Similarly, a net balance of four per cent of firms were pessimistic about the wider economy this month, compared with a net balance of 14 per cent that were optimistic in December.

Businesses’ confidence in their own prospects fell by a more modest six points to 22 per cent.

Welsh firms’ job creation plans also slid seven points, with a net balance of 11 per cent now planning to hire more staff over the next 12 months.


A net balance of six per cent of businesses said they felt the UK’s exit from the European Union was having a positive impact on their expectations for business activity, down three points on the previous month.

In contrast to Wales, across the UK, overall confidence rose two points to 19 per cent as firms’ optimism about the economy climbed three points to 10 per cent.

Companies’ confidence in their own prospects edged up one point to 27 per cent.

The Business Barometer questions 1,200 businesses monthly and provides early signals about UK economic trends both regionally and nationwide.

David Beaumont, regional director for Wales at Lloyds Bank Commercial Banking, said:

“It’s certainly been an eventful start to 2019, with concerns surrounding political uncertainty and weakening global demand intensifying since the New Year.

“Whatever happens in 2019, we will be by the side of business as they continue to pursue growth plans. That’s why we’ve pledged to lend up to £1.1 billion to firms across Wales this year, making sure that they have the funding in place to capitalise on new opportunities and navigate future challenges.”

Regional picture

Businesses in London showed the most confidence, at 36 per cent, ahead of the West Midlands (31 per cent) and the South East (23 per cent).

Those in Scotland and the North East were the least confident, with an overall confidence of just one per cent, 18 points below the national average.


The construction and manufacturing sectors had both the highest confidence (30 per cent and 28 per cent respectively) and the strongest hiring intentions (26 per cent and 30 per cent respectively).

Meanwhile, the retail (14 per cent) and services sectors (19 per cent) had both the lowest confidence as well as the weakest hiring intentions (nine per cent and eight per cent respectively).

These pictures were also reflected in the sectors’ views about the impact of Brexit.
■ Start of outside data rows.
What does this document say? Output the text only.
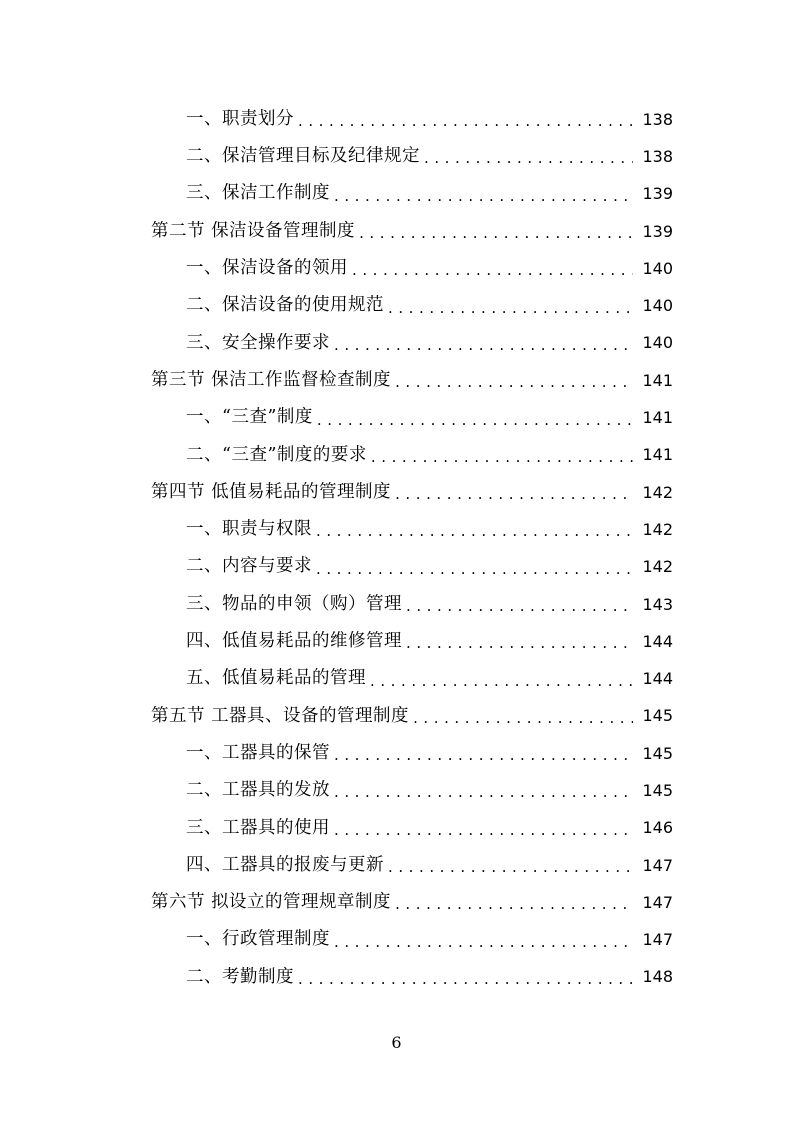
一、职责划分 . . .	138
二、保洁管理目标及纪律规定 . . .	138
三、保洁工作制度 . . .	139
第二节 保洁设备管理制度 . . .	139
一、保洁设备的领用 . . .	140
二、保洁设备的使用规范 . . .	140
三、安全操作要求 . . .	140
第三节 保洁工作监督检查制度 . . .	141
一、“三查”制度 . . .	141
二、“三查”制度的要求 . . .	141
第四节 低值易耗品的管理制度 . . .	142
一、职责与权限 . . .	142
二、内容与要求 . . .	142
三、物品的申领（购）管理 . . .	143
四、低值易耗品的维修管理 . . .	144
五、低值易耗品的管理 . . .	144
第五节 工器具、设备的管理制度 . . .	145
一、工器具的保管 . . .	145
二、工器具的发放 . . .	145
三、工器具的使用 . . .	146
四、工器具的报废与更新 . . .	147
第六节 拟设立的管理规章制度 . . .	147
一、行政管理制度 . . .	147
二、考勤制度 . . .	148
6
Net balances of 15 per cent (services) and 13 per cent (retail) expected the UK’s exit from the EU to have a negative impact, compared with just three per cent in manufacturing. A net balance of nine per cent of construction firms expect it to have a positive impact.

Hann-Ju Ho, senior economist, Lloyds Bank Commercial Banking commented:

“Despite businesses ending 2018 on a low, it’s good to see that, across the UK as a whole, they’ve started the year on a slightly more positive footing.

“The results for the manufacturing and construction sectors are particularly encouraging and we hope the picture will improve further as we move into February and beyond, if geopolitical uncertainties subside.”